大阪・門真を拠点に活動する医師・辻川覚志氏(つじかわ耳鼻咽喉科院長)が、自身の診療所を訪れるなどした地域の60歳以上の男女1067人に健康意識や生活満足度に関するアンケート調査を行なった。その結果、60代から90代までのすべての年代において「独居」の人の生活満足度は、家族と「同居」する人のそれよりも高かった。
こうした結果が出たのはなぜか。調査を行なった辻川氏は「やはり、生活の自由度が高いという要因が大きいのではないか」と解説する。

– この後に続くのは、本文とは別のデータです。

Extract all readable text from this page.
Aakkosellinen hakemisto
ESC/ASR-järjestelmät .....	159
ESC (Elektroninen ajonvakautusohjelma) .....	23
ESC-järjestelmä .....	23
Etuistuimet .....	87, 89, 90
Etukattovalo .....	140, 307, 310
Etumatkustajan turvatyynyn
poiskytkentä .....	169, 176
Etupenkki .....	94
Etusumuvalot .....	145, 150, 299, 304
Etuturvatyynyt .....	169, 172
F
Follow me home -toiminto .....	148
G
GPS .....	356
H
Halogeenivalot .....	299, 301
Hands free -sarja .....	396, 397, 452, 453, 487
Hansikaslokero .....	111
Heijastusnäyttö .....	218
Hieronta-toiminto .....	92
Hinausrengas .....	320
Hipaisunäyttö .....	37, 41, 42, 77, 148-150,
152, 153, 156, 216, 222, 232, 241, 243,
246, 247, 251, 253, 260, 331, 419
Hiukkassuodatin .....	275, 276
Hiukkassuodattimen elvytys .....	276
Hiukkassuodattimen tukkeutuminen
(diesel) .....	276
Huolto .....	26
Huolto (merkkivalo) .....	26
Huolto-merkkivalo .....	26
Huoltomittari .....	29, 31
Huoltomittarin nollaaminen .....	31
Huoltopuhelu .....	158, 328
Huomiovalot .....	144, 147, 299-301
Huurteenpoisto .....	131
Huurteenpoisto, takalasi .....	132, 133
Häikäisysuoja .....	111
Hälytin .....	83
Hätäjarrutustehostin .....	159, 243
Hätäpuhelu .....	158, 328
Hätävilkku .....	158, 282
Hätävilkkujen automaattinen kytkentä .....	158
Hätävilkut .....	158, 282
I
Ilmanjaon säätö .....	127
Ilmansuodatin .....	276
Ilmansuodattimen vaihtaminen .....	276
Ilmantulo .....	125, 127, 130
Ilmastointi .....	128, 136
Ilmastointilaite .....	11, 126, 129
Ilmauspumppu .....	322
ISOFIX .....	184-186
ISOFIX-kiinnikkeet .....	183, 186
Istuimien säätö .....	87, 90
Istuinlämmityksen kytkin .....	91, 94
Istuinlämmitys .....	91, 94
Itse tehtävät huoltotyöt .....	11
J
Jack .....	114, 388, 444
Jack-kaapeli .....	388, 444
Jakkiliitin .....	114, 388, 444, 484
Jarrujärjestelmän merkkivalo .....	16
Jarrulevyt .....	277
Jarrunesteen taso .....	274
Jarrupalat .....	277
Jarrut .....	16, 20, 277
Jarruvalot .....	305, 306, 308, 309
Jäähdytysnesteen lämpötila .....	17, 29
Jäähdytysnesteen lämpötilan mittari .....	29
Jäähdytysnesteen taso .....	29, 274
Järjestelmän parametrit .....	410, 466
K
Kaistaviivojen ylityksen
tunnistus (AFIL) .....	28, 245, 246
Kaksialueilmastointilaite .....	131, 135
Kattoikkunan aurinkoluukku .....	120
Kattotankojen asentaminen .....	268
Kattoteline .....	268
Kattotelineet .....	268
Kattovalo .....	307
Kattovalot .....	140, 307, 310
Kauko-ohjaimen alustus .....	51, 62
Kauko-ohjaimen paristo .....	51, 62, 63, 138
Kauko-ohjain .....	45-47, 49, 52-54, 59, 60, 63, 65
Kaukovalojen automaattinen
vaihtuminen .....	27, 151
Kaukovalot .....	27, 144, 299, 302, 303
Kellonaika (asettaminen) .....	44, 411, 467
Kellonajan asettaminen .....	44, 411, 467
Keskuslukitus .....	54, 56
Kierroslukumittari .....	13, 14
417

「ひとりで」の生活の満足度をより上げるためには工夫も必要だと辻川氏は指摘する。
「ひとつは毎日、“新しいこと”に頭を使うことです。いくら複雑なことをやっていても、人間の脳はよくできているので、同じことを繰り返していると頭を使っていないのと同じになる。それが続くと認知症につながるので、毎日に変化がつけられるように心懸けたい。また、前提として食事の準備など、自立して生活できる能力が重要になります」
女性の平均寿命のほうが長いこともあってか、少なからぬ男性が「夫婦で先に逝くのは自分」と考えがちだが、そうとは限らない。65歳以上のひとり暮らしの世帯は女性が約400万人に対して、男性も約192万人を数える(令和3年版『高齢社会白書』)。
辻川氏は「これだけ長生きになってきたのだから、男性も最後はひとりになる覚悟と準備をしておいたほうがいいでしょう」と強調する。
つまり、「夫婦で」暮らしている時から、「ひとりで」の生活を想定するのが望ましいということだ。実は、それが夫婦ふたりでの生活を充実させることにもつながる。前述の辻川氏の調査によれば、独居などに比べて2人世帯の生活満足度は低い。
「ひとり暮らしの自由度が高いのに対して、夫婦2人の世帯は様々な面で制約があることが原因でしょう。夫も妻も、それぞれが自立して、自由に振る舞えることが、生活満足度向上のために重要です。とりわけ、夫が妻への依存度を下げることが問題の解決につながることが多い」(辻川氏)
夫の定年退職などで、夫婦で一緒に過ごす時間が増えたことが家庭不和の原因になることは少なくない。